Mr Liu, who visited St. Joseph’s Home here, said he was touched and impressed by the nuns’ and volunteers’ dedication and spirit of service to the old folk. The Singapore Catholic Church, he said, could use its expertise to help the Chinese Catholic Church develop its social services in areas such as caring for the old folk and sick.

Both Churches can learn from one another on how to spread the Gospel, Mr Liu added, “so that people would know about Christ and the Good News, which would lead to the Church flourishing”.

When asked what the Singapore Church could do for Chinese nationals in Singapore, Mr Liu said that the local Church could guide the Chinese Catholics and non-Catholics “to accept the Gospel and to be a true Christian disciple within the Christian flock”.

The Chinese Catholic Church can do the same for Singaporeans who are in China, he added.

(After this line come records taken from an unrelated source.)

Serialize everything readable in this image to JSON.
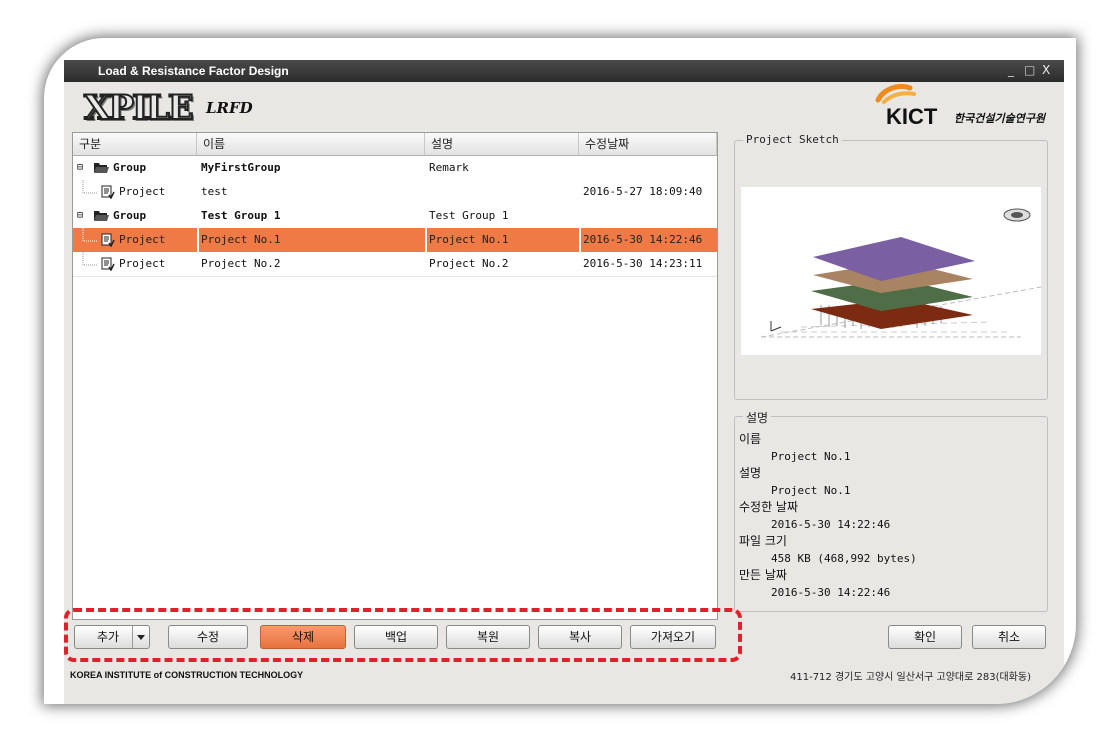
{
  "window": {
    "title": "Load & Resistance Factor Design",
    "minimize": "_",
    "maximize": "□",
    "close": "X"
  },
  "branding": {
    "logo_text": "XPILE",
    "logo_sub": "LRFD",
    "kict": "KICT",
    "kict_korean": "한국건설기술연구원"
  },
  "table": {
    "columns": [
      "구분",
      "이름",
      "설명",
      "수정날짜"
    ],
    "rows": [
      {
        "type": "Group",
        "name": "MyFirstGroup",
        "desc": "Remark",
        "date": "",
        "level": 0,
        "expanded": "⊟"
      },
      {
        "type": "Project",
        "name": "test",
        "desc": "",
        "date": "2016-5-27 18:09:40",
        "level": 1
      },
      {
        "type": "Group",
        "name": "Test Group 1",
        "desc": "Test Group 1",
        "date": "",
        "level": 0,
        "expanded": "⊟"
      },
      {
        "type": "Project",
        "name": "Project No.1",
        "desc": "Project No.1",
        "date": "2016-5-30 14:22:46",
        "level": 1,
        "selected": true
      },
      {
        "type": "Project",
        "name": "Project No.2",
        "desc": "Project No.2",
        "date": "2016-5-30 14:23:11",
        "level": 1
      }
    ]
  },
  "sketch": {
    "title": "Project Sketch"
  },
  "info": {
    "title": "설명",
    "name_label": "이름",
    "name_value": "Project No.1",
    "desc_label": "설명",
    "desc_value": "Project No.1",
    "modified_label": "수정한 날짜",
    "modified_value": "2016-5-30 14:22:46",
    "size_label": "파일 크기",
    "size_value": "458 KB (468,992 bytes)",
    "created_label": "만든 날짜",
    "created_value": "2016-5-30 14:22:46"
  },
  "buttons": {
    "add": "추가",
    "edit": "수정",
    "delete": "삭제",
    "backup": "백업",
    "restore": "복원",
    "copy": "복사",
    "import": "가져오기",
    "ok": "확인",
    "cancel": "취소"
  },
  "footer": {
    "left": "KOREA INSTITUTE of CONSTRUCTION TECHNOLOGY",
    "right": "411-712 경기도 고양시 일산서구 고양대로 283(대화동)"
  },
  "colors": {
    "selected": "#ef7a45",
    "dashed_border": "#e0202b",
    "layer_purple": "#7b5fa3",
    "layer_tan": "#a88462",
    "layer_green": "#4f6e47",
    "layer_brown": "#7d2a12"
  }
}
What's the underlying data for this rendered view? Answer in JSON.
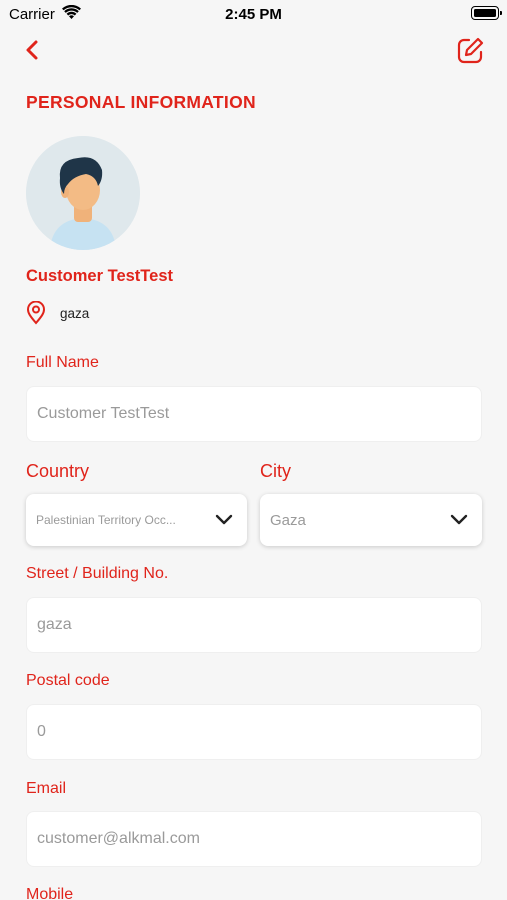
{
  "status_bar": {
    "carrier": "Carrier",
    "time": "2:45 PM"
  },
  "icons": {
    "back": "chevron-left-icon",
    "edit": "edit-icon",
    "location": "map-pin-icon",
    "dropdown": "chevron-down-icon"
  },
  "colors": {
    "accent": "#e0241b",
    "background": "#f6f6f6",
    "field_background": "#ffffff",
    "placeholder": "#9a9a9a"
  },
  "header": {
    "title": "PERSONAL INFORMATION"
  },
  "profile": {
    "name": "Customer TestTest",
    "location": "gaza"
  },
  "form": {
    "full_name": {
      "label": "Full Name",
      "placeholder": "Customer TestTest"
    },
    "country": {
      "label": "Country",
      "value": "Palestinian Territory Occ..."
    },
    "city": {
      "label": "City",
      "value": "Gaza"
    },
    "street": {
      "label": "Street / Building No.",
      "placeholder": "gaza"
    },
    "postal": {
      "label": "Postal code",
      "placeholder": "0"
    },
    "email": {
      "label": "Email",
      "placeholder": "customer@alkmal.com"
    },
    "mobile": {
      "label": "Mobile"
    }
  }
}
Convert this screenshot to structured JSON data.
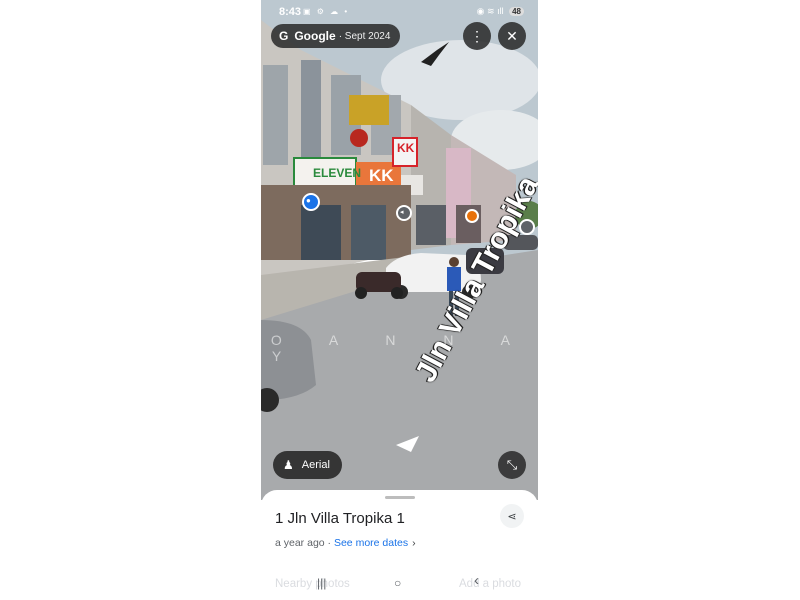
{
  "status_bar": {
    "time": "8:43",
    "left_icons": "▣ ⚙ ☁ •",
    "right_icons": "◉ ≋ ıll",
    "battery": "48"
  },
  "header": {
    "google_glyph": "G",
    "brand": "Google",
    "date": "· Sept 2024"
  },
  "street_view": {
    "road_label": "Jln Villa Tropika",
    "shop_signs": {
      "seven_eleven": "ELEVEN",
      "kk": "KK",
      "kk_small": "KK"
    },
    "watermark": "J O A N N A   T Y"
  },
  "controls": {
    "aerial_label": "Aerial",
    "menu_icon": "⋮",
    "close_icon": "✕",
    "collapse_icon": "⤡"
  },
  "place": {
    "title": "1 Jln Villa Tropika 1",
    "age": "a year ago",
    "separator": " · ",
    "see_more": "See more dates",
    "chevron": "›",
    "nearby_photos": "Nearby photos",
    "add_photo": "Add a photo"
  },
  "system_nav": {
    "recents": "|||",
    "home": "○",
    "back": "‹"
  },
  "colors": {
    "accent": "#1a73e8",
    "sky": "#b9c6cf",
    "road": "#a9abad",
    "dark_pill": "#282828"
  }
}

At the same time, Mr Liu added that China’s growth and social progress presented a big opportunity for the Chinese Catholic Church to cater to those seeking to satisfy their spiritual needs. Thus, he said that the Chinese Catholics should unite as one to spread the Good News and to show Christ’s love. They should not be torn by internal conflict between the underground church and the patriotic church, which he said both followed the same standards as the Roman Catholic Church.

“Even the Vatican acknowledges that there is one Church in China. The differences arise from other factors outside the Church – political factors, difference in self-benefits or gains, and problems from grievances,” said Mr Liu. “As Christians we should discard these selfish desires and strong feelings. These conflicts have tainted our Christian image and spirit, and it’s a sad thing.”

Bishop Ma Yinglin of the Kunming diocese said he was happy to have met Archbishop Nicholas Chia and to have visited the various Catholic organisations. He hopes that both sides will have closer interaction in the future, “to work together for the growth of the Catholic Church”.